Trace-Level Analysis of Information Contamination in Multi-Agent Systems

arXiv cs.AI / 5/1/2026

📰 NewsIdeas & Deep AnalysisModels & Research

Key Points

  • The paper studies how uncertainty in multi-agent workflows that reason over heterogeneous artifacts (e.g., PDFs, spreadsheets, slide decks) can “contaminate” agent behavior by altering decomposition and routing decisions.
  • It treats uncertainty as a controllable variable by injecting structured perturbations into artifact-derived representations and then running fixed workflows with comprehensive logging to measure contamination via trace divergence.
  • Across 614 paired runs on 32 GAIA tasks using three language models, the authors find a decoupling where agent traces can diverge substantially while still recovering correct answers, or remain similar while yielding incorrect outputs.
  • The work identifies three contamination manifestation types—silent semantic corruption, behavioral detours with recovery, and combined structural disruption—and links each to distinct control-flow signatures.
  • The study also evaluates operational costs and explains why common verification guardrails often fail, while contributing a taxonomy and a trace-based framework for detecting and localizing contamination across agent interactions.

Abstract

Reasoning over heterogeneous artifacts (PDFs, spreadsheets, slide decks, etc.) increasingly occurs within structured agent workflows that iteratively extract, transform, and reference external information. In these workflows, uncertainty is not merely an input-quality issue: it can redirect decomposition and routing decisions, reshape intermediate state, and produce qualitatively different execution trajectories.

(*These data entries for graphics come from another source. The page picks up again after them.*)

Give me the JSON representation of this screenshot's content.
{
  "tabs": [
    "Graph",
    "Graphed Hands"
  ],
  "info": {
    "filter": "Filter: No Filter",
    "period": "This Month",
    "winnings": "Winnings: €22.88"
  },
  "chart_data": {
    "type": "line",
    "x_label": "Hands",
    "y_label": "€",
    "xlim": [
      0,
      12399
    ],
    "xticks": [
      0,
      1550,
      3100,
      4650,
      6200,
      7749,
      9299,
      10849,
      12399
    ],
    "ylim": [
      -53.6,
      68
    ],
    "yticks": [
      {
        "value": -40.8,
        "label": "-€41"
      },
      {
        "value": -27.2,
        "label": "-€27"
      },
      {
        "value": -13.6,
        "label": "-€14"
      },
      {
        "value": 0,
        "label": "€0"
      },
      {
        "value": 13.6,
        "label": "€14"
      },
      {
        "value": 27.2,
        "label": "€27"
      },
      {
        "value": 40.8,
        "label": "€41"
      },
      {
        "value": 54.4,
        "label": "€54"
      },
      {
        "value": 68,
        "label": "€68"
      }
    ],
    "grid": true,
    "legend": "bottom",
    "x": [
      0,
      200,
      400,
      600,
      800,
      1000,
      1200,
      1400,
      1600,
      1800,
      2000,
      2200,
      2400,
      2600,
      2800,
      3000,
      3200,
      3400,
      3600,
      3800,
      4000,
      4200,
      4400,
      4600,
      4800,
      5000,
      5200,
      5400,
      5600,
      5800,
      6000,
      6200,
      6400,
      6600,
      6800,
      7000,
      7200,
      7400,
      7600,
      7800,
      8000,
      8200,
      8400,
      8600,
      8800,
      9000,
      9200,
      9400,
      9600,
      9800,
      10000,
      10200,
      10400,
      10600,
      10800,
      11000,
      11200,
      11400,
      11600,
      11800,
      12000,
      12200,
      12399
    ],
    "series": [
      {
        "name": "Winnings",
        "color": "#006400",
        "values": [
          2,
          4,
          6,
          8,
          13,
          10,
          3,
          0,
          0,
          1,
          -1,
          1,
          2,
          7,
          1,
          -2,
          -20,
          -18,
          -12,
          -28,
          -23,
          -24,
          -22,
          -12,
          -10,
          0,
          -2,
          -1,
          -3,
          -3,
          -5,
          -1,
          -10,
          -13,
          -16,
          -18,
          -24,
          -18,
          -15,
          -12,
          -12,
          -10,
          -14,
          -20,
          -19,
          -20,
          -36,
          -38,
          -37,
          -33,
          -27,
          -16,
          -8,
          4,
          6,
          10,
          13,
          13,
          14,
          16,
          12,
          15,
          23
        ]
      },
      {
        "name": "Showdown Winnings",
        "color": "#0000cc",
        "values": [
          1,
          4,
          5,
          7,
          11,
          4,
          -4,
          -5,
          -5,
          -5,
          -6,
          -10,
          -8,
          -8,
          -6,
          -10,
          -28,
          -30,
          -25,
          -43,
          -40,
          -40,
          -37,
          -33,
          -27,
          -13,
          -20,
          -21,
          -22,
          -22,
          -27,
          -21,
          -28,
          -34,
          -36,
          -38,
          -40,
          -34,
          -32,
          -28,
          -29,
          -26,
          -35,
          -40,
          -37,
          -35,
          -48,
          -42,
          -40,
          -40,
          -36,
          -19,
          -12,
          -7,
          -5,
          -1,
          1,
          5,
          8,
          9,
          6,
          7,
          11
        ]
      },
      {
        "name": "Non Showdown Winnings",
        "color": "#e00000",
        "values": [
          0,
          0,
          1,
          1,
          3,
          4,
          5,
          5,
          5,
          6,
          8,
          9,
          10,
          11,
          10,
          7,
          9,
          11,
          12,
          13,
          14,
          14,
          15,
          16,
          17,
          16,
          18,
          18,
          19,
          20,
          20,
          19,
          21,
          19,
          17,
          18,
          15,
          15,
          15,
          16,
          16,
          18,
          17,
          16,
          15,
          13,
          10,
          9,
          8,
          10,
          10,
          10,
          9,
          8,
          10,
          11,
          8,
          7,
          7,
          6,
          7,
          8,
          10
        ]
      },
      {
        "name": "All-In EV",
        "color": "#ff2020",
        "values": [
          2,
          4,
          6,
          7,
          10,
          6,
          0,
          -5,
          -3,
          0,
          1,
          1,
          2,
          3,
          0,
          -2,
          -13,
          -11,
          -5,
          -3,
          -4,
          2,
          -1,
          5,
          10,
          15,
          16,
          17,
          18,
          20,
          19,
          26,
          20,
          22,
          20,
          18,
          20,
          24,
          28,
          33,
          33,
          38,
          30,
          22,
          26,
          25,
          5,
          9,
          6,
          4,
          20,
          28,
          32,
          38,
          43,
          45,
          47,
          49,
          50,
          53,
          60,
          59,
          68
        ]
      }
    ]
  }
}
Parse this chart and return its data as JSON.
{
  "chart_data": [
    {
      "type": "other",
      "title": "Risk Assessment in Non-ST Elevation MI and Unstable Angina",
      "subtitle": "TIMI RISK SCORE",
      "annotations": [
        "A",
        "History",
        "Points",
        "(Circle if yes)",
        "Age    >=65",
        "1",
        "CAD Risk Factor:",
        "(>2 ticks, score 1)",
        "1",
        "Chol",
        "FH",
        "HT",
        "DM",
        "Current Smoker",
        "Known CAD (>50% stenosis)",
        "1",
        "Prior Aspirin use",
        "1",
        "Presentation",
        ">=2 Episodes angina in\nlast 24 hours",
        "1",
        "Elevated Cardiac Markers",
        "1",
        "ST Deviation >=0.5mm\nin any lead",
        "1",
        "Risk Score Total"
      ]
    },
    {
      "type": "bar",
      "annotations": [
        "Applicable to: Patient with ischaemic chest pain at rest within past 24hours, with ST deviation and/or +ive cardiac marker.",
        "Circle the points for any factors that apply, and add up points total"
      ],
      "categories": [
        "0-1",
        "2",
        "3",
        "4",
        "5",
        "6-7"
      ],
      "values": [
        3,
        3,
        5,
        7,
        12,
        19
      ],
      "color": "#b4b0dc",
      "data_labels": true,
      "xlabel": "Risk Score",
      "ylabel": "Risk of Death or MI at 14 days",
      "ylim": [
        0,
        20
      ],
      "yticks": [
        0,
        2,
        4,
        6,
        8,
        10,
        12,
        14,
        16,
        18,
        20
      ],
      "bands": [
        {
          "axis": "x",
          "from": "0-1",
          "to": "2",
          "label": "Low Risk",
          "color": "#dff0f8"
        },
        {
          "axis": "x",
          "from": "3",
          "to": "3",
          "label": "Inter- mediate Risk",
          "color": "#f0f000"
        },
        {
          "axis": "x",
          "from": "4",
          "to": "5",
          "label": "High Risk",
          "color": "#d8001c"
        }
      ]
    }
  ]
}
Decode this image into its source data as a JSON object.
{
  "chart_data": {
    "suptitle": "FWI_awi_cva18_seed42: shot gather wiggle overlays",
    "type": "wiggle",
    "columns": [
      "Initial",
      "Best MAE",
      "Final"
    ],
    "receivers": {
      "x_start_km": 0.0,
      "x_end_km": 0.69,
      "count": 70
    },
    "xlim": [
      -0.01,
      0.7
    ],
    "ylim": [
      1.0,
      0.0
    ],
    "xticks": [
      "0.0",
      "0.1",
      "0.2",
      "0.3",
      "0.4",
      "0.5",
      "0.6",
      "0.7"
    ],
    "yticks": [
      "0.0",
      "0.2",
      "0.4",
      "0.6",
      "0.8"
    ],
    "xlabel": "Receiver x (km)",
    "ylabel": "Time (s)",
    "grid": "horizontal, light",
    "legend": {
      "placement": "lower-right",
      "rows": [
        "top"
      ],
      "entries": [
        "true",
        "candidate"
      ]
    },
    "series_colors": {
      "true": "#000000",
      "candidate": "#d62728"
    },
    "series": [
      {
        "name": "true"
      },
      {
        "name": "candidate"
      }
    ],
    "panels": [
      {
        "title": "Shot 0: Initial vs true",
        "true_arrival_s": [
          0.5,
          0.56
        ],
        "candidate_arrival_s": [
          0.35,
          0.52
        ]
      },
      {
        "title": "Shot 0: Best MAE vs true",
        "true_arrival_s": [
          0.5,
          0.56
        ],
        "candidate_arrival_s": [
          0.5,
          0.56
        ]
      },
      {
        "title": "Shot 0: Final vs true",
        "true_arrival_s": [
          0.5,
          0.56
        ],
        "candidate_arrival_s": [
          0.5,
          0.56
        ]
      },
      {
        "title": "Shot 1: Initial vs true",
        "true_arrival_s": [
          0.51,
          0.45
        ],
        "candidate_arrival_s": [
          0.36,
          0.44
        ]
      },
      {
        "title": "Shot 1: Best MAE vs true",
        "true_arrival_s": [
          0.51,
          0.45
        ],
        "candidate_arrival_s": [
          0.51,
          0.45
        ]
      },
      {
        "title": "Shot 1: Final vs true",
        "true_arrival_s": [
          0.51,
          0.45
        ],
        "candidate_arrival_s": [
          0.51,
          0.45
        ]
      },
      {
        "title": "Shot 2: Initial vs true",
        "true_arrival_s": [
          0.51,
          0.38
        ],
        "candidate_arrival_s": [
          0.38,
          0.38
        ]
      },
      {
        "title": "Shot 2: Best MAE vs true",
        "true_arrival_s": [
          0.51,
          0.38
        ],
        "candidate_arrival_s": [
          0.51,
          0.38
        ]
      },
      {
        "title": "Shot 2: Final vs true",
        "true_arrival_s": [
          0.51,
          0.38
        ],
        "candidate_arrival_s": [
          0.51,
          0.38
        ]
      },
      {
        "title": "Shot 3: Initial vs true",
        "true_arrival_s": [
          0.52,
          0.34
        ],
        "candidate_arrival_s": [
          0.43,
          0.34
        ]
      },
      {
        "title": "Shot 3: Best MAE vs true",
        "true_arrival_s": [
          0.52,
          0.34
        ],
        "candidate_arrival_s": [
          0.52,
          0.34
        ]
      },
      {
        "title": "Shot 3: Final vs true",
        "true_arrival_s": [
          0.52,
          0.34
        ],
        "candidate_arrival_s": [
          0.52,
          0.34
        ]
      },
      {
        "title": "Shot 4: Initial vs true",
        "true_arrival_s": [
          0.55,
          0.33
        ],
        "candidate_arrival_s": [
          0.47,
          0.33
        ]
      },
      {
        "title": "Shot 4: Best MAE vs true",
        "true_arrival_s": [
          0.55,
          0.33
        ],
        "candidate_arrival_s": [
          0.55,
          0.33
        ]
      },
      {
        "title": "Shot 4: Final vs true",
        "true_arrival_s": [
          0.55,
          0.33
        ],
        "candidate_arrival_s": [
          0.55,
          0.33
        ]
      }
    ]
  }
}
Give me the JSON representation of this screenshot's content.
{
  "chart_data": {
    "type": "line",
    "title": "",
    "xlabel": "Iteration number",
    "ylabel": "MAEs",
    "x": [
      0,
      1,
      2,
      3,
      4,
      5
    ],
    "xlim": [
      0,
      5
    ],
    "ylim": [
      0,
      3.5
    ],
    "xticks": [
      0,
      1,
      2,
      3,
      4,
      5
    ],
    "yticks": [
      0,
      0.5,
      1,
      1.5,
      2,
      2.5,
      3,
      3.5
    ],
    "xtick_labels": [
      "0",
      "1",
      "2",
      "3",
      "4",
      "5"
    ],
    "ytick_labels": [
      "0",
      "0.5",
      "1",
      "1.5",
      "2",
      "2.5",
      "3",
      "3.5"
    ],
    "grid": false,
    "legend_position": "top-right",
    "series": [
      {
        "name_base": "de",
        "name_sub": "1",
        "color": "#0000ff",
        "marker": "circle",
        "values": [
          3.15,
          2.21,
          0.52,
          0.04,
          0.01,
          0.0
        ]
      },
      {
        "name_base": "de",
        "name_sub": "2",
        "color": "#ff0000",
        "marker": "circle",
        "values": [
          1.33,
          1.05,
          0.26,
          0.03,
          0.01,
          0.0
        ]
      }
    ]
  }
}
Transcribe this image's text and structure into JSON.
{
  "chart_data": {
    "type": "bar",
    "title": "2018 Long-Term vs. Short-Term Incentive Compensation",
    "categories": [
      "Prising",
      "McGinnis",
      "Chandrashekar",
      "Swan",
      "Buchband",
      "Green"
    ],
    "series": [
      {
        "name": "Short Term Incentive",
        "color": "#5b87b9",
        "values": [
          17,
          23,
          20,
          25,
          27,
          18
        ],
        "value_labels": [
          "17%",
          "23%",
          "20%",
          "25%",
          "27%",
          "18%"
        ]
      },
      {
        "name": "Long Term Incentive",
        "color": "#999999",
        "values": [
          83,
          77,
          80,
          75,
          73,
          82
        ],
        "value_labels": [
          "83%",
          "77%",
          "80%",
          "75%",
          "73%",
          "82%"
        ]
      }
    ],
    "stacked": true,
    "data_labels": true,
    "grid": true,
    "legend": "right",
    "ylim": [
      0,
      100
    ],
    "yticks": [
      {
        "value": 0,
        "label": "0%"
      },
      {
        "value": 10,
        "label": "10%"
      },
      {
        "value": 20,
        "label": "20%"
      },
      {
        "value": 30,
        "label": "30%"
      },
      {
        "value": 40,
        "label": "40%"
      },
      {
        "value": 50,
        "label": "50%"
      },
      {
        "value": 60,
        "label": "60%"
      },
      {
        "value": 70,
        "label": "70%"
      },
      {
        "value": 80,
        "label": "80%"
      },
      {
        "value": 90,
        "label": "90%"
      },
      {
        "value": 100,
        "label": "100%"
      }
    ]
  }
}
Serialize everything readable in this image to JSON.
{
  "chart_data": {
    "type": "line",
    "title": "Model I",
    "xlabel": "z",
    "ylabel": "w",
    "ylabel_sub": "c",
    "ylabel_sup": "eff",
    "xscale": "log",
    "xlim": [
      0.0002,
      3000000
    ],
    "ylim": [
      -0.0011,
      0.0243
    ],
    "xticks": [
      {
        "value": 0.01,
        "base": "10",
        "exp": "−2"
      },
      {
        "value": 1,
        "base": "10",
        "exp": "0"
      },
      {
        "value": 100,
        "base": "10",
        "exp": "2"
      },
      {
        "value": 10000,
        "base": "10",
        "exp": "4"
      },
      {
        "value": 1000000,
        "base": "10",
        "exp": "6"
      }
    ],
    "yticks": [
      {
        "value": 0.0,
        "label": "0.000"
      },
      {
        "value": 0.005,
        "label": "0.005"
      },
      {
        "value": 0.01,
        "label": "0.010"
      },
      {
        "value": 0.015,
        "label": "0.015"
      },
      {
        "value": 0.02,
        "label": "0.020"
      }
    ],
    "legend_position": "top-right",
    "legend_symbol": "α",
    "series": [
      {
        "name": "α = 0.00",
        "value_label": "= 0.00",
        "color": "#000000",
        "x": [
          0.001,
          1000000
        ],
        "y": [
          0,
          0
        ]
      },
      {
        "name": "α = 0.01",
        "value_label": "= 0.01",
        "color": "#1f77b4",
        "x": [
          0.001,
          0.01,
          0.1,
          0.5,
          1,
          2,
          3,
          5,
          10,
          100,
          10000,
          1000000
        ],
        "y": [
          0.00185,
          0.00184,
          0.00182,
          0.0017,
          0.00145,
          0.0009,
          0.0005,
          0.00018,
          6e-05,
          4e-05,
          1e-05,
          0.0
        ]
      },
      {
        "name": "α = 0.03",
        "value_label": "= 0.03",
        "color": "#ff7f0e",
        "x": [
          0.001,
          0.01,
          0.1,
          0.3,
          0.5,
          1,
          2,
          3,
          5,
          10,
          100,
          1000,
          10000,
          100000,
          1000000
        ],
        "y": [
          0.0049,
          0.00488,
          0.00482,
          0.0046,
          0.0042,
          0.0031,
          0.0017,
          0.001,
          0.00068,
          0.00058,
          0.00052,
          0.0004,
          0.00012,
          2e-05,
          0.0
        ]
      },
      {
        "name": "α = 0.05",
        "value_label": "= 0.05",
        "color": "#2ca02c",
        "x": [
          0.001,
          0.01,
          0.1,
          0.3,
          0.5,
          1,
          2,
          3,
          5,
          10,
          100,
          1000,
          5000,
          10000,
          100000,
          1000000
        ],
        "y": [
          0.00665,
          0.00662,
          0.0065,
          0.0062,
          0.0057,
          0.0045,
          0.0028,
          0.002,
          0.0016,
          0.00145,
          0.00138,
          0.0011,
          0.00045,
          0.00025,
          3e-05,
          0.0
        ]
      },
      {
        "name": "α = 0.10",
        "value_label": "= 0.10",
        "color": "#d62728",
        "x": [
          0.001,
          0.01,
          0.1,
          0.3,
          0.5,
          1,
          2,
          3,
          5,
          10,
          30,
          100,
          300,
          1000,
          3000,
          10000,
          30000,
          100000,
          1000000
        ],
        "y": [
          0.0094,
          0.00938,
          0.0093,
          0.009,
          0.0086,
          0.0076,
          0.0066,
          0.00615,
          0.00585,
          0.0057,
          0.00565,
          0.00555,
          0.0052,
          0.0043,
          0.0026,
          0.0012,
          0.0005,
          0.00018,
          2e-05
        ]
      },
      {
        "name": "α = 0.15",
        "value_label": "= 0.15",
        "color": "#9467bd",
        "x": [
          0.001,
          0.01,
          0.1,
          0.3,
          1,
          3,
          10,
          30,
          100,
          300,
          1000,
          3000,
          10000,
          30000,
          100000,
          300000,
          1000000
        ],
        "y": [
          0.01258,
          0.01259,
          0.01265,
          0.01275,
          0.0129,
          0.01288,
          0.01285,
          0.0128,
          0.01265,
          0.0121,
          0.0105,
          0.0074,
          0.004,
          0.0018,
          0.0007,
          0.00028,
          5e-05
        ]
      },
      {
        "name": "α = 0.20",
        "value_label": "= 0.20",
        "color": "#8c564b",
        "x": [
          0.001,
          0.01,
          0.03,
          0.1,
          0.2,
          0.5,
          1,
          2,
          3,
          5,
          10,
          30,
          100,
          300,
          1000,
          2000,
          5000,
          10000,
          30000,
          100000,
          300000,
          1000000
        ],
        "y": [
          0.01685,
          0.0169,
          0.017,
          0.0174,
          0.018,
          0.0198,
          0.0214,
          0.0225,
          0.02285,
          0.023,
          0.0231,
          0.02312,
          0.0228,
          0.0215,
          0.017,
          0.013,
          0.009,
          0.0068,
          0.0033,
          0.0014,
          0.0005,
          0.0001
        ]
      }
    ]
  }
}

We study this phenomenon by treating uncertainty as a controlled variable: we inject structured perturbations into artifact-derived representations, execute fixed workflows under comprehensive logging, and quantify contamination via trace divergence in plans, tool invocations, and intermediate state. Across 614 paired runs on 32 GAIA tasks with three different language models, we find a decoupling: workflows may diverge substantially yet recover correct answers, or remain structurally similar while producing incorrect outputs. We characterize three manifestation types: silent semantic corruption, behavioral detours with recovery, and combined structural disruption and their control-flow signatures (rerouting, extended execution, early termination). We measure operational costs and characterize why commonly used verification guardrails fail to intercept contamination. We contribute (i) a formal taxonomy of contamination manifestations in structured workflows, (ii) a trace-based measurement framework for detecting and localizing contamination across agent interactions, and (iii) empirical evidence with implications for targeted verification, defensive design, and cost control.